Sonaban las trompetas en la explanada y los vítores se introducían por la escotilla hasta el camarote real, y yo tenía una bolsa de cuero atada con un cordón de seda en la ingle derecha, bajo la tela de lino.
– Échate.
– ¿Qué va a hacer mi querido hermanito?
– Voy a explorar una mina abandonada. ¿Te acuerdas de aquella tarde en el nido de ametralladoras?

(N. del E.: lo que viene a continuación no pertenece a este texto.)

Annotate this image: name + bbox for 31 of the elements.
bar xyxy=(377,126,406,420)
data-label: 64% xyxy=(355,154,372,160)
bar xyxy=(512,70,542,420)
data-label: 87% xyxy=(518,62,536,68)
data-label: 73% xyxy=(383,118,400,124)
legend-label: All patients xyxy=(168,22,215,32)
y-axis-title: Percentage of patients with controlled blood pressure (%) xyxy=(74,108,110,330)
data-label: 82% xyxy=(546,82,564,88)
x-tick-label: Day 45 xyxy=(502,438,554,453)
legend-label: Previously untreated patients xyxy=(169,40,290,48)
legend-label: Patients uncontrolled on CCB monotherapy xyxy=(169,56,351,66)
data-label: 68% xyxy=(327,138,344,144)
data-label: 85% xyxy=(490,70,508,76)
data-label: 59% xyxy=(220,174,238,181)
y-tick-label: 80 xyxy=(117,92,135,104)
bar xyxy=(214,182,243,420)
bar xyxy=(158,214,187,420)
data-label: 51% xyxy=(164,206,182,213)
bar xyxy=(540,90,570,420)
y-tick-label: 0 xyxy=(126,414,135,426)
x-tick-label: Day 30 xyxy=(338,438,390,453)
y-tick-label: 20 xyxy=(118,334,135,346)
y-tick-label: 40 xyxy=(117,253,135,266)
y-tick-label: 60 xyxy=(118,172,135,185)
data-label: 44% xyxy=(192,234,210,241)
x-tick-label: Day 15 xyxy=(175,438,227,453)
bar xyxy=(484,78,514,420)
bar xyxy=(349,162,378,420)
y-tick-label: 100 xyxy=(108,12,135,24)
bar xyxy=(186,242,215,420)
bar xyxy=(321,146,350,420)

En el bajel sólo quedaba un retén de marineros que limpiaban la cubierta, la mona que gritaba colgada del rabo en lo alto del trinquete y nadie más. Todos los esclavos habían sido desembarcados. En el silencio del bajel atracado, mi hermano me amaba como en el desierto, con mano suave iba en busca de un tesoro a lo largo de mi cuerpo y cuando su deseo rindió viaje entonces Abel ejecutó el acto de mayor lascivia. Con suspiros acarició la bolsa de las joyas, las estrujó entre sus dedos y derramó esmeraldas, rubíes y zafiros alrededor de nuestra carne. En ese momento se abrió la puerta del aposento real. Perfilada en el vano apareció la figura de Varuk. El arcángel quedó pasmado al descubrir que había un tesoro en el suelo, múltiples joyas que aún saltaban como si estuvieran vivas. Se acercó al tálamo de almohadones donde Abel y yo habíamos interrumpido unas nupcias y muy inquieto nos ayudó a recoger nuestro secreto botín.
– ¿De quién son?
– Mías -exclamó Abel.
– ¿Es cierto eso?
– Sí -dije yo-. Son suyas.
– ¿También estos dientes de oro?
– Pertenecían a Adán.
Aquellos dientes de oro eran idénticos a los que el gorila lucía en la boca. Cuando las joyas y metales estuvieron reunidos en la bolsa, Varuk dudó un instante y luego se la entregó a Abel, el cual la recibió mientras me miraba con una malicia envenenada que me perturbó. Cómo jugaba conmigo aquella criatura de tan dulce belleza. Qué fuego engendraba en mis entrañas. Sin darme cuenta acababa de regalar la herencia de mis padres, siendo yo el primogénito, a cambio de las caricias de un segundón. Pero Varuk había llegado para decirnos que el rey Shívoe reclamaba a Abel en el banquete. Y a mí también. Al oír esto, mi hermano me miró de nuevo, ahora con labios sonrientes, y eso volvió a llenar mi corazón de alborozo. Realmente, yo estaba en sus manos. Varuk lo sabía.